Those who can’t roll out of bed without a cup or two of their favorite coffee brew may live longer than those who opt for a “natural” start to the day.
This coffee lover’s dream to a longer life is according to two recent studies that can be found in the Annals of Internal Medicine.
The first study looked at over half-a-million people in Europe, making it the largest study of its kind to link a longer life to coffee consumption.
The second study was a bit more niche and focused on nonwhite coffee drinkers, surveying nearly 200,000 African-Americans, Native Americans, Japanese-Americans, and Latinos. Researchers in that study also found coffee lowers mortality rates among various races.
A look at the numbers shows that folks who get two to four cups a day, lower risk of death by 18% compared with people who drink no coffee at all.
According to the leader of the study, Veronica Wendy Setiawan, associate professor of preventative medicine at USC’s Keck School of Medicine, these findings are in line with other studies that had looked at majority white populations.
Setiawan says, “Given these very diverse populations, all these people have different lifestyles. They have very different dietary habits and different susceptibilities — and we still find similar patterns.”
The study on the nonwhite populations demonstrates the biological possibility for the relationship between coffee and a longer life.

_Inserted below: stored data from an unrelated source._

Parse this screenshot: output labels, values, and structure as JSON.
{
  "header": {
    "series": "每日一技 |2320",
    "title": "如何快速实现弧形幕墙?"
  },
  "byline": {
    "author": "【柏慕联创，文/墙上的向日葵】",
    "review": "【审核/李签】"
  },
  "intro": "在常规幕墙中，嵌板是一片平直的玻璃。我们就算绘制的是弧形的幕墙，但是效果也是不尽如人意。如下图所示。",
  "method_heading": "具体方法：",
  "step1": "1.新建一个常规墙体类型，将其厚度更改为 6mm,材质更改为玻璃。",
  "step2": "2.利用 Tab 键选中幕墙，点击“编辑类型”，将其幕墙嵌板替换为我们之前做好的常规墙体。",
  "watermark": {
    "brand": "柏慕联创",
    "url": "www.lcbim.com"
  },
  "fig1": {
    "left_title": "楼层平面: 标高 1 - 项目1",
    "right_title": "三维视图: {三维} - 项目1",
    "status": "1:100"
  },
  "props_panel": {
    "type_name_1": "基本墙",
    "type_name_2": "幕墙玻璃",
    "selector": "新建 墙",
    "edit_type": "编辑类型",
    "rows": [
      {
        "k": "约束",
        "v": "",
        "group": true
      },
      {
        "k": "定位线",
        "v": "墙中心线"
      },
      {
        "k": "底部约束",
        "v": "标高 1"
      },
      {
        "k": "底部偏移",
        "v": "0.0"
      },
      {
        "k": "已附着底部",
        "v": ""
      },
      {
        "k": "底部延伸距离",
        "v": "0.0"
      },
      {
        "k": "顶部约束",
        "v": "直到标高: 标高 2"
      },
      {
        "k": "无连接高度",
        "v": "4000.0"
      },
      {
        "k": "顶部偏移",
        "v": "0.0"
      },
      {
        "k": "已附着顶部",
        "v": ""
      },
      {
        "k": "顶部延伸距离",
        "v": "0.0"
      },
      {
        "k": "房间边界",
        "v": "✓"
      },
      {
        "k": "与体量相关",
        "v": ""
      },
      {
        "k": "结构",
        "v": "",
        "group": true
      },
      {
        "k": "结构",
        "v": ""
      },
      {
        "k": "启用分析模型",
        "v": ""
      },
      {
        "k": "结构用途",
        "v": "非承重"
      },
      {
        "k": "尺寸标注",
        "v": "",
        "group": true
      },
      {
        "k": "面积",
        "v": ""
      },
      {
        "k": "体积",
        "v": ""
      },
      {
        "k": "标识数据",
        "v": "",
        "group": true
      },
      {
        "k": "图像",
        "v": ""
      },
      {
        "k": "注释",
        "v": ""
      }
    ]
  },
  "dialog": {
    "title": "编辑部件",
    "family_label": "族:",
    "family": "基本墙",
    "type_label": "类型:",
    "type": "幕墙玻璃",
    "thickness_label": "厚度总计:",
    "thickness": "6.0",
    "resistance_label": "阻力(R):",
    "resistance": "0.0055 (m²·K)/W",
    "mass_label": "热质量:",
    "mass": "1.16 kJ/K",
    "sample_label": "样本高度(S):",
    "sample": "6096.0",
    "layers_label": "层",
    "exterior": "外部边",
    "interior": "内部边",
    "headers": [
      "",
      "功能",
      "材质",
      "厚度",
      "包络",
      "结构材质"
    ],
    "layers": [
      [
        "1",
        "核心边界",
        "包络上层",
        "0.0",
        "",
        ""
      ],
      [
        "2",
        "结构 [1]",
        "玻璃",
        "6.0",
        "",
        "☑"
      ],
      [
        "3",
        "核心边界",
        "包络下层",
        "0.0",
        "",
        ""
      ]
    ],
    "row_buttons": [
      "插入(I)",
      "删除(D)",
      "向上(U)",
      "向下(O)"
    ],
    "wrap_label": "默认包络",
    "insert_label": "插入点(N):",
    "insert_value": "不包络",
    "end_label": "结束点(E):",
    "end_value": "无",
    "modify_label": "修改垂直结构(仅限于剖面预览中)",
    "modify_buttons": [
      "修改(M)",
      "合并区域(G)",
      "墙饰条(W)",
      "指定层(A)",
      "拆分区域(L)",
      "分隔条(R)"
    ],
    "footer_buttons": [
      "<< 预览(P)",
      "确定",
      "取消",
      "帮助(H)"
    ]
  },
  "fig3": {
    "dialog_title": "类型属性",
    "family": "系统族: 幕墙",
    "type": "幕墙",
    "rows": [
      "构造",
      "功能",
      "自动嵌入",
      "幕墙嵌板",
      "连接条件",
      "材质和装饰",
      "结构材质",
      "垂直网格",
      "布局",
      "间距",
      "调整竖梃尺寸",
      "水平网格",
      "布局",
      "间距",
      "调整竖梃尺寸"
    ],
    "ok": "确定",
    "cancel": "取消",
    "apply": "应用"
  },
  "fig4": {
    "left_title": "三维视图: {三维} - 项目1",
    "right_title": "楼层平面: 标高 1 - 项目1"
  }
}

It found that people who consume coffee have a lower risk of heart disease, cancer, respiratory disease, stroke, diabetes and kidney disease.
The other study, which focused on European countries, found coffee drinkers had a lower risk of liver disease, suicide in men, cancer in women, digestive diseases and circulatory diseases.
Also, it found that people who consumed three or more cups a day had a lower risk of all leading causes of death versus non-coffee drinkers.
Marc Gunter, a reader in cancer epidemiology and prevention at Imperial College’s School of Public Health in the UK, co-authored the European study.
He says, “We looked at multiple countries across Europe, where the way the population drinks coffee and prepares coffee is quite different.
The fact that we saw the same relationships in different countries is kind of the implication that it’s something about coffee rather than its something about the way that coffee is prepared or the way it’s drunk.”
Gunter explained that coffee is actually a complicated recipe of compounds. Many of these compounds have been proven to have biological impacts.
He says multiple studies have shown some of those compounds have neuroprotective and anti-inflammatory properties. Properties like that have been linked to a reduction in illnesses like Parkinson’s disease.
That reduced chance of Parkinson’s disease was replicated in the European study. In fact, coffee drinkers had lower levels of inflammation, healthier lipid profiles and better glucose levels than those who drank no coffee.
While coffee seems to be a link, according to Gunter, it’s unclear which compounds in the coffee provide the health benefits.
Gunter did explain that the findings could just indicate that coffee drinkers are just healthier than non-coffee drinkers, to begin with.
He said there is a possibility that people who don’t drink or avoid coffee may do so because of other health issues and he says their higher risk of death could be just because they were already less healthy from the start.
“The takeaway message would be that drinking a couple cups of coffee a day doesn’t do you any harm, and actually, it might be doing you some good,” he said.